Tips To Ease The Pain Of Endometriosis

The following straightforward advice can help reduce endometriosis pain:

  • Meditate, unwind, and rest
  • Take a hot bath
  • Prevent constipation
  • Exercise regularly
  • Put a heating pad or hot water bottle on your stomach

Sometimes, a combination of treatments is utilised, such as hormone therapy along with conservative surgery (laparoscopy or laparotomy).

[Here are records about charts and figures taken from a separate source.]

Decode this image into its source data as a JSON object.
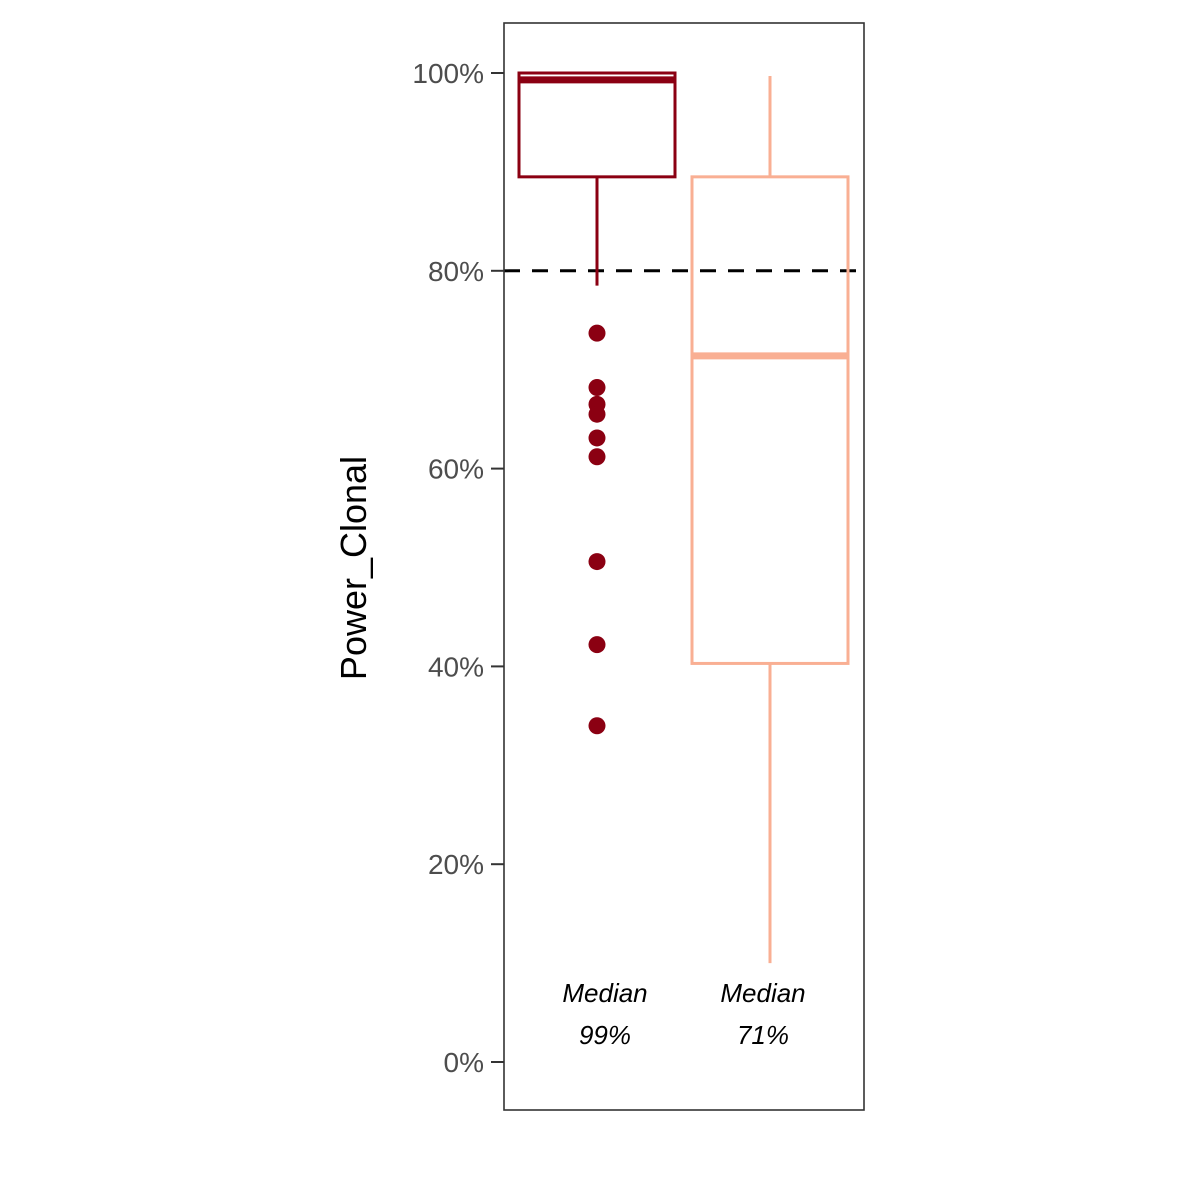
{
  "chart_data": {
    "type": "box",
    "title": "",
    "xlabel": "",
    "ylabel": "Power_Clonal",
    "ylim": [
      -0.048,
      1.05
    ],
    "y_ticks": [
      {
        "value": 0.0,
        "label": "0%"
      },
      {
        "value": 0.2,
        "label": "20%"
      },
      {
        "value": 0.4,
        "label": "40%"
      },
      {
        "value": 0.6,
        "label": "60%"
      },
      {
        "value": 0.8,
        "label": "80%"
      },
      {
        "value": 1.0,
        "label": "100%"
      }
    ],
    "reference_line": {
      "value": 0.8,
      "style": "dashed",
      "color": "#000000"
    },
    "grid": false,
    "legend": "none",
    "boxes": [
      {
        "color": "#8b0012",
        "whisker_low": 0.785,
        "q1": 0.895,
        "median": 0.993,
        "q3": 1.0,
        "whisker_high": 1.0,
        "outliers": [
          0.737,
          0.682,
          0.665,
          0.655,
          0.631,
          0.612,
          0.506,
          0.422,
          0.34
        ],
        "annotation": {
          "line1": "Median",
          "line2": "99%"
        }
      },
      {
        "color": "#f9af93",
        "whisker_low": 0.1,
        "q1": 0.403,
        "median": 0.714,
        "q3": 0.895,
        "whisker_high": 0.997,
        "outliers": [],
        "annotation": {
          "line1": "Median",
          "line2": "71%"
        }
      }
    ]
  }
}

In addition to conventional medical and surgical endometriosis treatments, some women can benefit from complementary therapy. These consist of:

  • Traditional Chinese medicines
  • Nutritional methods
  • Homoeopathy Management of allergies
  • Immune stimulation


It is critical to completely go over any or all of these therapies with your doctor because some of them can interfere with the efficacy of others.

FAQs

How serious is endometriosis?

Endometriosis can cause pain, sometimes severe, especially during menstrual periods. Fertility problems can also develop.

What were your first symptoms of endometriosis?

Painful periods (dysmenorrhea), pelvic pain and cramping begins before and extend several days into a menstrual period, pain with intercourse, pain with bowel movements or urination, excessive bleeding, and infertility.

What happens if endometriosis is left untreated?

If left untreated, endometriosis can progress and become severe, which can lead to other conditions such as infertility. Endometriosis can also increase your risk of certain cancers.

How can endometriosis be treated?

Most endometriosis can be treated with laparoscopic endometriosis surgery. In laparoscopic surgery, your surgeon inserts a slender viewing instrument (laparoscope) through a small incision near your navel and inserts instruments to remove endometrial tissue through another small incision.

What is Endo belly?

Endo belly is the colloquial term for abdominal distension caused by endometriosis. Unlike the short-term bloating that sometimes accompanies your period, endo belly is much more severe, and has triggering physical, mental, and emotional symptoms.